Durante il Festival di Cannes, è stata presentata la seconda edizione dell’Italian Global Series, un evento che celebra le migliori serie italiane e internazionali. La manifestazione si svolgerà dal 3 all’11 luglio 2026 nelle località di Rimini e Riccione. L’evento è ideato e organizzato dall’APA (Associazione Produttori Audiovisivi), con il supporto del Ministero della Cultura, della Regione Emilia-Romagna, dei Comuni di Riccione e Rimini, della SIAE, dell’AGIS e di Enel.

La presentazione ha avuto luogo al Lucia Beach di Variety, dove si è svolta una conversazione sulla serialità in Italia e nel mondo, moderata dall’Executive Editor di Variety, Brent Lang, e dal direttore artistico dell’Italian Global Series, Marco Spagnoli. Tra i partecipanti, erano presenti anche il Sottosegretario alla Cultura Lucia Borgonzoni, la presidente dell’APA Chiara Sbarigia e la madrina della seconda edizione, Matilde Gioli.

Durante l’evento, sono state annunciate le giurie internazionali, i premi Maximo e Excellence Awards, oltre ad alcune anticipazioni sui titoli del Concorso Internazionale. I presidenti delle giurie sono nomi di spicco nel panorama audiovisivo: Nicholas Meyer, regista e sceneggiatore americano candidato all’Oscar e a tre Emmy, presiederà la giuria della sezione Limited Series; Marti Noxon, produttrice nota per serie come Buffy l’ammazzavampiri e Grey’s Anatomy, guiderà la giuria Drama; mentre l’attore e regista francese Bruno Gouery, noto per Emily in Paris, presiederà la giuria Comedy.
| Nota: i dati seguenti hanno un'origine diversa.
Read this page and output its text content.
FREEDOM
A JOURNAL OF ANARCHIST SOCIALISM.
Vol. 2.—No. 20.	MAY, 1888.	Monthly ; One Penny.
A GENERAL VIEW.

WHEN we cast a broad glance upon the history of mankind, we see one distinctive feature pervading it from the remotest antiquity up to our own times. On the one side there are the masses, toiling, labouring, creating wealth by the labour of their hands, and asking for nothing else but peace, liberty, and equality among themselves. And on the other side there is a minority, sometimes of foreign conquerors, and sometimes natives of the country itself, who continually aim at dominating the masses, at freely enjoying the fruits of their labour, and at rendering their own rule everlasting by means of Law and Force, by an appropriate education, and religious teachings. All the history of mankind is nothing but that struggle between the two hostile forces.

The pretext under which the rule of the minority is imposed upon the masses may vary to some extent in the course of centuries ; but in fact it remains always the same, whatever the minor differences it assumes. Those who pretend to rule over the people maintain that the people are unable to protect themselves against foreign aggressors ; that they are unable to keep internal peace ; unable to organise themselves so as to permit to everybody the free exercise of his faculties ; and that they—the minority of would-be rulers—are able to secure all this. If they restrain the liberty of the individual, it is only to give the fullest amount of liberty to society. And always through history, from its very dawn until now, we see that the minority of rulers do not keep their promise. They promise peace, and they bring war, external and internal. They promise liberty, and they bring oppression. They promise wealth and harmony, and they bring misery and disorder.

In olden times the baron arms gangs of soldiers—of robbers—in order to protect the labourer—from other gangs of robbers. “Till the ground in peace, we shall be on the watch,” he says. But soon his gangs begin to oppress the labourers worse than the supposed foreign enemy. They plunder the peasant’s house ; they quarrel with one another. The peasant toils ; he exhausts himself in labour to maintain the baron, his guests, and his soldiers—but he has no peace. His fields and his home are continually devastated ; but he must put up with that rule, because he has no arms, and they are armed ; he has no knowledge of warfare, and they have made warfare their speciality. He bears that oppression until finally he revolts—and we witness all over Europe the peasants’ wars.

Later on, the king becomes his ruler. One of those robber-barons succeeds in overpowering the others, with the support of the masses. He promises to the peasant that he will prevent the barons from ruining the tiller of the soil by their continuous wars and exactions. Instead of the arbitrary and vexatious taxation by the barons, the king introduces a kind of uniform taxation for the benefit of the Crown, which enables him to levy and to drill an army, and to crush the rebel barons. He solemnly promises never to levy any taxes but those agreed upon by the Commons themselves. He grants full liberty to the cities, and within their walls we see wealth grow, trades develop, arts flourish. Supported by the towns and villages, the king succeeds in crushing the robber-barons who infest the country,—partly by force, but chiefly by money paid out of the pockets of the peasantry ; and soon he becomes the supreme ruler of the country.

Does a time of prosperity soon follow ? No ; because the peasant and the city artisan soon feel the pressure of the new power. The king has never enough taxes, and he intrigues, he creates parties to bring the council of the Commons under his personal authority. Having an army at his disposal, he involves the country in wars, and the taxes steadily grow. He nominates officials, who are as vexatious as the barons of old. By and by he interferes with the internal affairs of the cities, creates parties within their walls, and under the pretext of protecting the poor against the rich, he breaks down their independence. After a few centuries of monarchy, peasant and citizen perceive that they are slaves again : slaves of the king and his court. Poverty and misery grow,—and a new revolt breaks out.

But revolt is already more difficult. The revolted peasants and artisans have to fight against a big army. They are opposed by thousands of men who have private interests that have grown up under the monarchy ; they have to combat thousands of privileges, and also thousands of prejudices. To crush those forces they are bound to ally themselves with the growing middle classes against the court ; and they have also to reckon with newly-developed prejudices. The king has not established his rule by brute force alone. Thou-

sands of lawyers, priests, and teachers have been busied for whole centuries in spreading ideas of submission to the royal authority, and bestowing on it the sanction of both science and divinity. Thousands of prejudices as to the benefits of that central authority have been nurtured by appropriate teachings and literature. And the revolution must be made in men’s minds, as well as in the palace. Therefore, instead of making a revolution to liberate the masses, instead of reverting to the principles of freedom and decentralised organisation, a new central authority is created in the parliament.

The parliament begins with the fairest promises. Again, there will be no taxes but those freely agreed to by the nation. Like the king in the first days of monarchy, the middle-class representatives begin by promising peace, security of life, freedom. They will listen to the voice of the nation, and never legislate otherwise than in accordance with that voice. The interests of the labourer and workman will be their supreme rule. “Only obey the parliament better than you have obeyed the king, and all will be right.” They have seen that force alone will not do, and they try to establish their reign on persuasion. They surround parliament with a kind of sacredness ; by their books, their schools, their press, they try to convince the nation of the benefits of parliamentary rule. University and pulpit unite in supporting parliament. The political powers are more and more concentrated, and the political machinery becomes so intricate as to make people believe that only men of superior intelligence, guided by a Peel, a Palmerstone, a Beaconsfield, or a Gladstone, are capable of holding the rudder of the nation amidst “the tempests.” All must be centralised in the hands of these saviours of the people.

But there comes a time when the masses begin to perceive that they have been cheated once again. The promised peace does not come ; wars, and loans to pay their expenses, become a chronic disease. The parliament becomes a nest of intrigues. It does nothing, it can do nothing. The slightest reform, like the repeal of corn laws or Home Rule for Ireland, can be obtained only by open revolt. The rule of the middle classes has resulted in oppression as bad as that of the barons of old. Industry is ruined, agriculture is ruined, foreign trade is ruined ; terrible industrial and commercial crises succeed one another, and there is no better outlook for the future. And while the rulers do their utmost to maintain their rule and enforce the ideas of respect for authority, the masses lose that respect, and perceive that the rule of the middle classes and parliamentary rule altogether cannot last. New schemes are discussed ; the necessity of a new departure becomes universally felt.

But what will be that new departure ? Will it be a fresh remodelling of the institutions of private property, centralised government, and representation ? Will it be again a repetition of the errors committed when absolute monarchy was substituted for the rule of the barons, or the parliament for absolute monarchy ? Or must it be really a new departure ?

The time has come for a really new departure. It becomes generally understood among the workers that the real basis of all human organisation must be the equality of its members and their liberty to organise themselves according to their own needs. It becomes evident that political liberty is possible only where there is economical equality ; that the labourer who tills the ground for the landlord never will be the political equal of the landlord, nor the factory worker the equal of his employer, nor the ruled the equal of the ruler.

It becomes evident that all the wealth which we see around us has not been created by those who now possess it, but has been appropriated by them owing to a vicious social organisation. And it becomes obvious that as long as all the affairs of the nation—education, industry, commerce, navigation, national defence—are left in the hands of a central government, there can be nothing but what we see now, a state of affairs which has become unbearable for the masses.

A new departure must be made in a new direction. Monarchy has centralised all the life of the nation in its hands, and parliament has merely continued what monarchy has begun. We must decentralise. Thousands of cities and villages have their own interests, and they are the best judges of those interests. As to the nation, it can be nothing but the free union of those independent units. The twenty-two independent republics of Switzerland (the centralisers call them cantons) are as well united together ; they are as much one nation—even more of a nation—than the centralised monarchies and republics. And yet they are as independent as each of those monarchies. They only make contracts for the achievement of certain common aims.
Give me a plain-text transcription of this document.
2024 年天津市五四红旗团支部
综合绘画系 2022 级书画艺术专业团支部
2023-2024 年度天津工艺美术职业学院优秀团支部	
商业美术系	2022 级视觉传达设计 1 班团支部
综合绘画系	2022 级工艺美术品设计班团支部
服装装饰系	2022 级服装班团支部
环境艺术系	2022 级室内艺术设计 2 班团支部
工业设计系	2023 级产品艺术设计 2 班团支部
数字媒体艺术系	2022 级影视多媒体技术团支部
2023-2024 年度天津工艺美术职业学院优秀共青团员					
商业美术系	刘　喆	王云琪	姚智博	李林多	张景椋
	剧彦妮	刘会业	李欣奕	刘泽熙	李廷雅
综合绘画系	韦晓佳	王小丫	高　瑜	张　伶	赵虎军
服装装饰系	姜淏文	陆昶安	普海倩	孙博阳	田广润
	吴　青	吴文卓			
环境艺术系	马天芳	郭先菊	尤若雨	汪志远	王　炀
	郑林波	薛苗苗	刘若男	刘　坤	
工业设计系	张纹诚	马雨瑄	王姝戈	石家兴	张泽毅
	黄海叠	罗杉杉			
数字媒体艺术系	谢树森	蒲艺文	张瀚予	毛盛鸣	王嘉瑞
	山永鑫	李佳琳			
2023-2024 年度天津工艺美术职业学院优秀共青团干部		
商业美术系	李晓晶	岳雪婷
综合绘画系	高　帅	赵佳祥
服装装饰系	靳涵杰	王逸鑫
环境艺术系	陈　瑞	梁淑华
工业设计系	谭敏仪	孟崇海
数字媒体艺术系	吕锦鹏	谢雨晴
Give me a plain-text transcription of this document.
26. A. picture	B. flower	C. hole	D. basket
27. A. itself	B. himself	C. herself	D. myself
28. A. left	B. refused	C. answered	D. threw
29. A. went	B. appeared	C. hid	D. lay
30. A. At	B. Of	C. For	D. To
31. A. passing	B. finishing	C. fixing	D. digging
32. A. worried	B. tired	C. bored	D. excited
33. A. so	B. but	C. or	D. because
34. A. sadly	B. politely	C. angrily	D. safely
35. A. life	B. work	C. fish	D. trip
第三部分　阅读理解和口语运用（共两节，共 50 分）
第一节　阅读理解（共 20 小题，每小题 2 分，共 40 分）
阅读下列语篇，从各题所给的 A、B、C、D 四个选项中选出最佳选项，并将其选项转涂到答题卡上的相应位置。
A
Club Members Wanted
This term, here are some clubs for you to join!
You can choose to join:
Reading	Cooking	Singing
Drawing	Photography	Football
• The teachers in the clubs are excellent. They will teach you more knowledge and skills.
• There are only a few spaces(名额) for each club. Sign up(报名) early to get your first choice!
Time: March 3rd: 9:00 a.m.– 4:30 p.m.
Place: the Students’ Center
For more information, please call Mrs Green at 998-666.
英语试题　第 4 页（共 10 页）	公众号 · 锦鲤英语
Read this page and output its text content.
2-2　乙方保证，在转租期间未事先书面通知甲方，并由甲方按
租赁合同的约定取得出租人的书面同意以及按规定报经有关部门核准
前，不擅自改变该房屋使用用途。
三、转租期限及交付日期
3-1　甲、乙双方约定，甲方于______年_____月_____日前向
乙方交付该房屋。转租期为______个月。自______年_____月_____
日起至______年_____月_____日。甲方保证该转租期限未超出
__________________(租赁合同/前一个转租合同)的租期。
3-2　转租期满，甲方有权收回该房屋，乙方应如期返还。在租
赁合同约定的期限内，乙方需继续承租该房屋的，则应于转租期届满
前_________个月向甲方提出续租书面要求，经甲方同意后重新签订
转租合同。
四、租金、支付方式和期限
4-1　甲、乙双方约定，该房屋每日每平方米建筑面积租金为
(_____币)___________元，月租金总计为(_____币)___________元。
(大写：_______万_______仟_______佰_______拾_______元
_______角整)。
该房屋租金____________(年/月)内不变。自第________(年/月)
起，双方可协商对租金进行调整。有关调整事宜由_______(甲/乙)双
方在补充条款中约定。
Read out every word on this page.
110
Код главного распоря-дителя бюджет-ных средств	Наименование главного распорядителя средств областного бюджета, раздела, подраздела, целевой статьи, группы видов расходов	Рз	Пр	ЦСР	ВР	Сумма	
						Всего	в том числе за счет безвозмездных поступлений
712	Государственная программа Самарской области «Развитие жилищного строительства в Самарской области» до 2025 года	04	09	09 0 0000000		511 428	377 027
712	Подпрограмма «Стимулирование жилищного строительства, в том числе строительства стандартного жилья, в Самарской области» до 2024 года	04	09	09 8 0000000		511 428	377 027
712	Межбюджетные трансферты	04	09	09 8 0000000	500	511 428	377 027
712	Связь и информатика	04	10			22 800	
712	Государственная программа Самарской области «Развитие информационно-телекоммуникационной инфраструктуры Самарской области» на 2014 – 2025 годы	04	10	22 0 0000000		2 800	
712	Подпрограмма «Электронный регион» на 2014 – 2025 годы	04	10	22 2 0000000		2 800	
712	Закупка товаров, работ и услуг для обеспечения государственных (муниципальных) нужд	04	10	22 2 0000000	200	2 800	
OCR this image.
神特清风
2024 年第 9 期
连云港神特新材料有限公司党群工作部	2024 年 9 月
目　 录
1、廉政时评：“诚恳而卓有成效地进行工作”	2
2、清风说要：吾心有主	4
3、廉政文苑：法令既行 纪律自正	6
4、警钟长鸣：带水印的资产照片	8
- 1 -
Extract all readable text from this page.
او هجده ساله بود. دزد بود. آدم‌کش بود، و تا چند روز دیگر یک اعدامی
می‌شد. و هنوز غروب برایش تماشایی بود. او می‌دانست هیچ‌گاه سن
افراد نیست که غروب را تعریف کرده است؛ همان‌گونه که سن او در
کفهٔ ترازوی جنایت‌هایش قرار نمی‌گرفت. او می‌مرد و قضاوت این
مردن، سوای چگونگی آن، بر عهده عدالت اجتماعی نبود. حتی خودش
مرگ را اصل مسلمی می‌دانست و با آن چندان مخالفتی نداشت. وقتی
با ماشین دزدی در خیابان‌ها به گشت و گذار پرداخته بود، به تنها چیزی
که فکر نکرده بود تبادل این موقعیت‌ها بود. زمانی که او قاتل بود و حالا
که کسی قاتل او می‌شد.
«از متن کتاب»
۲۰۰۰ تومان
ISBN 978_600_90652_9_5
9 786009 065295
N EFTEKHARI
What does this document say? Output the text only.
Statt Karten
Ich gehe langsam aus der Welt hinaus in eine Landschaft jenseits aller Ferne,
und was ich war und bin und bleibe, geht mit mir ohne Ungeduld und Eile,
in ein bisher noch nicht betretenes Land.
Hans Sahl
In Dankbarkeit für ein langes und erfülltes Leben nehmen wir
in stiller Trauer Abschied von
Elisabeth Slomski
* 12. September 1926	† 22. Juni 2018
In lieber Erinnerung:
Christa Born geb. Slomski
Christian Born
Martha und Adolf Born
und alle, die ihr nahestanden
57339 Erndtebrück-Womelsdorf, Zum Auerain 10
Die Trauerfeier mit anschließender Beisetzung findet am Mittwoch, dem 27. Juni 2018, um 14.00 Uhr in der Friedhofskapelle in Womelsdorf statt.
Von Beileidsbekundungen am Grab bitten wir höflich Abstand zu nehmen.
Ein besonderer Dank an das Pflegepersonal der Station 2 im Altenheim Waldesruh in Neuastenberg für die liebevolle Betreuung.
Tra i giurati figurano anche attrici come Amanda Righetti e Barbara Chichiarelli, la cantante Kaze, e la regista Lisa Mulcahy, che riceverà il premio alla regia per la serie The Assassin, assegnatole nel 2025. Altri membri della giuria includono l’attore britannico Victor Alli, il produttore esecutivo Rudy Buttignol, l’attore tedesco Tom Wlaschiha, e il compositore Pivio.

Questa edizione dell’Italian Global Series si preannuncia come un’importante piattaforma per la promozione della serialità italiana, contribuendo a rafforzare la presenza delle produzioni nazionali nel panorama internazionale.